REGARDS CROISÉS SUR HALLOWEEN

Que représente aujourd’hui Halloween ? Regards croisés sur Halloween : quatre professeurs s’expriment sur cette fête.

LE REGARD DE LA LITTÉRAIRE, SPÉCIALISTE DU MONDE ANGLO-SAXON :

Manuela Chibane, professeure de littérature anglaise, y voit d’abord une fête plutôt récente, pour les enfants, une sorte de carnaval. « Pour les Pays anglo-saxons cela représente une tradition, de même qu’un carnaval hérité des traditions celtiques, où on célébrait les moissons. Les divinités fécondaient la terre et permettaient ainsi de belles récoltes. Cela permettait de fêter ces belles moissons mais aussi de faire venir de nouveaux esprits bénéfiques pour l’année d’après tout en chassant les mauvais esprits. C’est pourquoi on faisait des lanternes, on mettait des fantômes pour leur faire peur car cela coïncide aussi avec la fête des morts. Cela permet aux gens d’exorciser leurs peurs et de se défouler ».

LE REGARD DU PHILOSOPHE :

Yann Anton, professeur de philosophie, porte un regard critique sur le côté récent de cette fête, pour une tradition qui n’existait pas en France mais dans les pays anglo-saxons. On peut peut-être y voir « l’expression d’une américanisation du monde, une fascination du reste du monde pour ce modèle américain. Le problème c’est que c’est devenu une fête commerciale, et cela signifie peut-être quelque chose sur notre volonté de nous détourner de la question de la mort à travers le divertissement. Le déguisement permet de se cacher comme au théâtre, derrière une façade, on n’est pas vraiment soi-même, on peut se cacher derrière le personnage que l’on joue pour dévoiler quelque chose que l’on n’ose pas dévoiler dans la vie de tous les jours ».

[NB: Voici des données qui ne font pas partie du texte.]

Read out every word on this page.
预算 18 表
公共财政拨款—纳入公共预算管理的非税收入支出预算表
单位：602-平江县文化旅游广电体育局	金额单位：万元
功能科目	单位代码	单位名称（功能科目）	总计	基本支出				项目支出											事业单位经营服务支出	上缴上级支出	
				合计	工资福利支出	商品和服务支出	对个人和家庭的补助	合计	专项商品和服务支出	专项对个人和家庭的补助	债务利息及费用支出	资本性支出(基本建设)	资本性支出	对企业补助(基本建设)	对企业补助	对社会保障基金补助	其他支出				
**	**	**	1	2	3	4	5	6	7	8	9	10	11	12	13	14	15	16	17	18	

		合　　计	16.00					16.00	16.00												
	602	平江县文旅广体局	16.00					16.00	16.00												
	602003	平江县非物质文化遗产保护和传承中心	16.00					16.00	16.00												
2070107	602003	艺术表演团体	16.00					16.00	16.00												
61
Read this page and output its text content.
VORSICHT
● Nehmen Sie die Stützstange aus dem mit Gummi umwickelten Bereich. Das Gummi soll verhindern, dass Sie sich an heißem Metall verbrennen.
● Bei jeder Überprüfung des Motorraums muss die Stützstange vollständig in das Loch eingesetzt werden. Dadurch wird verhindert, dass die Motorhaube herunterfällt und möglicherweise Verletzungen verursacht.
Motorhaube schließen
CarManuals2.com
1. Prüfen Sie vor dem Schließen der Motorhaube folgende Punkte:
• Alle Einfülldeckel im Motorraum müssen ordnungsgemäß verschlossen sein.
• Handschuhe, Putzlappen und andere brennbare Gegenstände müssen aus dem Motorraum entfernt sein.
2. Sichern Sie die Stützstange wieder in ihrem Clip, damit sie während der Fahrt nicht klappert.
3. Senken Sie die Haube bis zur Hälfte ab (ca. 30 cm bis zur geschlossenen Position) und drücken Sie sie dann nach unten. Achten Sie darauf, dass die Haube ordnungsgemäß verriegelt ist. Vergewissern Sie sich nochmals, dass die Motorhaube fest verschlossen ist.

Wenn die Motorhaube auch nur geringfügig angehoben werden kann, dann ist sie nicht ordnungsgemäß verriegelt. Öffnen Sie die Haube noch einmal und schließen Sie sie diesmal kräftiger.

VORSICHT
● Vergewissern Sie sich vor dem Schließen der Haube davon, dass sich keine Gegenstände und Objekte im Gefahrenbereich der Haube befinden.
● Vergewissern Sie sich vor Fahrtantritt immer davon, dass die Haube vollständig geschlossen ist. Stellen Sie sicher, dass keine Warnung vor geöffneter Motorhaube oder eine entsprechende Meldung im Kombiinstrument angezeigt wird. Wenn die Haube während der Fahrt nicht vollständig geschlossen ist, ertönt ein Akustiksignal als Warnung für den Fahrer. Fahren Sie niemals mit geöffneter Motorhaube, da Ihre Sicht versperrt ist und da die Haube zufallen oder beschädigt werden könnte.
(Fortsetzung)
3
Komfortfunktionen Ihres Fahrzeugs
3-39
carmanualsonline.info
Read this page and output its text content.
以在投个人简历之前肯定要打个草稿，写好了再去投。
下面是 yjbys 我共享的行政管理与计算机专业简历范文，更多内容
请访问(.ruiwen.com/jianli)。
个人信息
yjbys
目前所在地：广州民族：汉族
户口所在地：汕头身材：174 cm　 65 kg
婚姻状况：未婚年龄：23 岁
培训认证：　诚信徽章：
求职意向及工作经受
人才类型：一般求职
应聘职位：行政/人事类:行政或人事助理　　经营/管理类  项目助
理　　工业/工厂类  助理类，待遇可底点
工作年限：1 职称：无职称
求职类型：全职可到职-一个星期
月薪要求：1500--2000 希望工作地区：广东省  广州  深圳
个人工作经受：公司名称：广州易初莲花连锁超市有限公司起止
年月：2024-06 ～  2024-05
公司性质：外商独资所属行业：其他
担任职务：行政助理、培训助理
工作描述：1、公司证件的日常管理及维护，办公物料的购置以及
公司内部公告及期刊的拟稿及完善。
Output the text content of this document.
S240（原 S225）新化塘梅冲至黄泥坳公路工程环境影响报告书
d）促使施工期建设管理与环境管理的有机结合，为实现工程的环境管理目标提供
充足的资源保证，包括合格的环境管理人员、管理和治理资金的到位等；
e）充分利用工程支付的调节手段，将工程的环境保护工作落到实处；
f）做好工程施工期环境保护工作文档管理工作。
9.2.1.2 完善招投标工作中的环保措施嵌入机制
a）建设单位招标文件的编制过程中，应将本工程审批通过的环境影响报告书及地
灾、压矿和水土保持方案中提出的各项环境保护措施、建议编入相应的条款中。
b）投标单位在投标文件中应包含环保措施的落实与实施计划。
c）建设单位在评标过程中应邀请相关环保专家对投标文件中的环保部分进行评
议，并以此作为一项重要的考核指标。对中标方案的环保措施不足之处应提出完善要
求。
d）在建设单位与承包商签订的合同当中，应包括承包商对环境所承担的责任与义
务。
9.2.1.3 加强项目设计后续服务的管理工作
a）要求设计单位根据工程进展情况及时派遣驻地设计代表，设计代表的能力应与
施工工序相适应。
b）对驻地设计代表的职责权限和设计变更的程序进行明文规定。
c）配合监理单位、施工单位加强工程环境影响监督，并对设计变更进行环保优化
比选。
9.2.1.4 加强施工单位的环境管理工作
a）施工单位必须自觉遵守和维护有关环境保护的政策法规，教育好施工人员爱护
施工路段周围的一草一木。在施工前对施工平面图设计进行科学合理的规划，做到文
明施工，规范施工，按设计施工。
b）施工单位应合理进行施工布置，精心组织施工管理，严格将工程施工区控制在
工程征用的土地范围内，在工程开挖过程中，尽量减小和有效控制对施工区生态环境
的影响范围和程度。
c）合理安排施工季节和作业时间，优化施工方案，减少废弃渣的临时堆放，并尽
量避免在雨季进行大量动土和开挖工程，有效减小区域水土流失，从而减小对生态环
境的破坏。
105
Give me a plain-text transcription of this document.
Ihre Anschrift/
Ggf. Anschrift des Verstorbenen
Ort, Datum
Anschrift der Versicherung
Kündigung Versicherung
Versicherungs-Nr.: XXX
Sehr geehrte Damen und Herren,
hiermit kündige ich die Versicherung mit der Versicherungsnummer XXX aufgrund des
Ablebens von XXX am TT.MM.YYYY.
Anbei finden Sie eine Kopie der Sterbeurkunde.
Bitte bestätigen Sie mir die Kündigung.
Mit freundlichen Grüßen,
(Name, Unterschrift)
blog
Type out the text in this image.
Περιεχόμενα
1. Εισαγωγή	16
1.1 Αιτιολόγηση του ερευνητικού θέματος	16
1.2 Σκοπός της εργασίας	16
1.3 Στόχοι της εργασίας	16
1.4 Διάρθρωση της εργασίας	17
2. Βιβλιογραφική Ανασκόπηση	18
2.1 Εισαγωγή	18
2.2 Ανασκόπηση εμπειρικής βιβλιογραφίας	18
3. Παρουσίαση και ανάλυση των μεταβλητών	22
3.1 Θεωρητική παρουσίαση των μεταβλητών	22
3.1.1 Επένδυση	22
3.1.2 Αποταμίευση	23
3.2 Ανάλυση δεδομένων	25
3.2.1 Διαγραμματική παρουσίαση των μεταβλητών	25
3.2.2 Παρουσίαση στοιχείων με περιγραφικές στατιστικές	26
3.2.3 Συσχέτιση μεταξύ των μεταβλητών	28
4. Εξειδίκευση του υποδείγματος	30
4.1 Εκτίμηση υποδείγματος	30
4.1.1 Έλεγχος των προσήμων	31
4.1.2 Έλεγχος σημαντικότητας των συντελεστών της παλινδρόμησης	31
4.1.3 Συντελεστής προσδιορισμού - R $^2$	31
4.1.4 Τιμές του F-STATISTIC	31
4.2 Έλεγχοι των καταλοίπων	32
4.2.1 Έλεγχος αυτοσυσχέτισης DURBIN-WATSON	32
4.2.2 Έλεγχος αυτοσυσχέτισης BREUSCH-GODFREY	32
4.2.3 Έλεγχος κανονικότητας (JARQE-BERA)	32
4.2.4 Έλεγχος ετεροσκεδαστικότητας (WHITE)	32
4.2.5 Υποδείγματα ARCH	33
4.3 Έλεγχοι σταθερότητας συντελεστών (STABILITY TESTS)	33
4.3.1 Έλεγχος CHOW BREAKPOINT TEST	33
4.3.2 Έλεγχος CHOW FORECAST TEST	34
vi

LE REGARD DU GÉOPOLITICIEN :

Frédéric Normand, professeur d’HGGSP, trouve cette fête amusante, même si c’est une « fête commerciale pour faire la jonction jusqu’à Noël, pour permettre de faire la fête en permanence, c’est une concession à l’américanisation pour le continent européen et la France en particulier. Il y a un désir chez les gens, et surtout les jeunes, de cette américanisation, c’est la puissance douce. Il y a des années où on sent que ça ne prend pas vraiment. Les autorités religieuses en Alsace trouvent que ce n’est pas une bonne idée de la fêter, ils ne voient pas cela d’un très bon œil, tout en restant modérés. Cela ne correspond pas trop à l’esprit français car c’est une fête « gothique » et culturellement cela ne parle pas tant que ça aux jeunes Français par rapport aux jeunes Américains et aux jeunes Anglais ».

LE REGARD DE L'HISTORIEN :

Jean Rodé, professeur d’histoire-géographie, relève sur le plan de notre société « la vigueur et l’importance qu’a pris cette fête dans des espaces qui n’avaient pas ou très peu cette tradition, ou alors où cette tradition avait été effacée dans le temps par le gros travail qu’a conduit l’Église catholique depuis le Moyen Age, l’effacement de traditions païennes qui étaient antérieures à la Christianisation. Ces pratiques ont survécu dans le monde Anglo-saxon et en particulier en Irlande, le fait qu’elles reviennent aujourd’hui montre la mondialisation des pratiques culturelles. C’est un bel exemple de transmission d’une tradition plutôt irlandaise, qui ensuite s’est largement imposée sur le continent américain, en Amérique du Nord. Cela montre à quel point aussi, l’Amérique du Nord est un centre d’impulsion de certaines pratiques culturelles mondiales et notamment les États–Unis. C’est aussi une fête qui arrive à un moment particulier de l’année et qui correspond à la veille de la Toussaint, qui est une fête chrétienne, mise en place par l’Eglise au Moyen-Age. Aux alentours du XXème ou XXIème siècle, l’Abbaye de Cluny, l’une des grandes abbayes de l’époque, propose de mettre en place la fête de Tous les morts, or ces deux fêtes se suivent ou se chevauchent, ça montre la stratégie de l’Eglise catholique, qui a cherché à recouvrir les pratiques qu’elle considérait comme païennes par ses propres fêtes chrétiennes, de même que Noël est au moment du solstice d’hiver ou la Saint Sylvestre pour le nouvel An. Ainsi, pour Halloween, l’Église a cherché à mettre un verni chrétien sur ce moment où l'on fêtait les morts, verni chrétien qui craquèle aujourd’hui » constate Jean Rodé.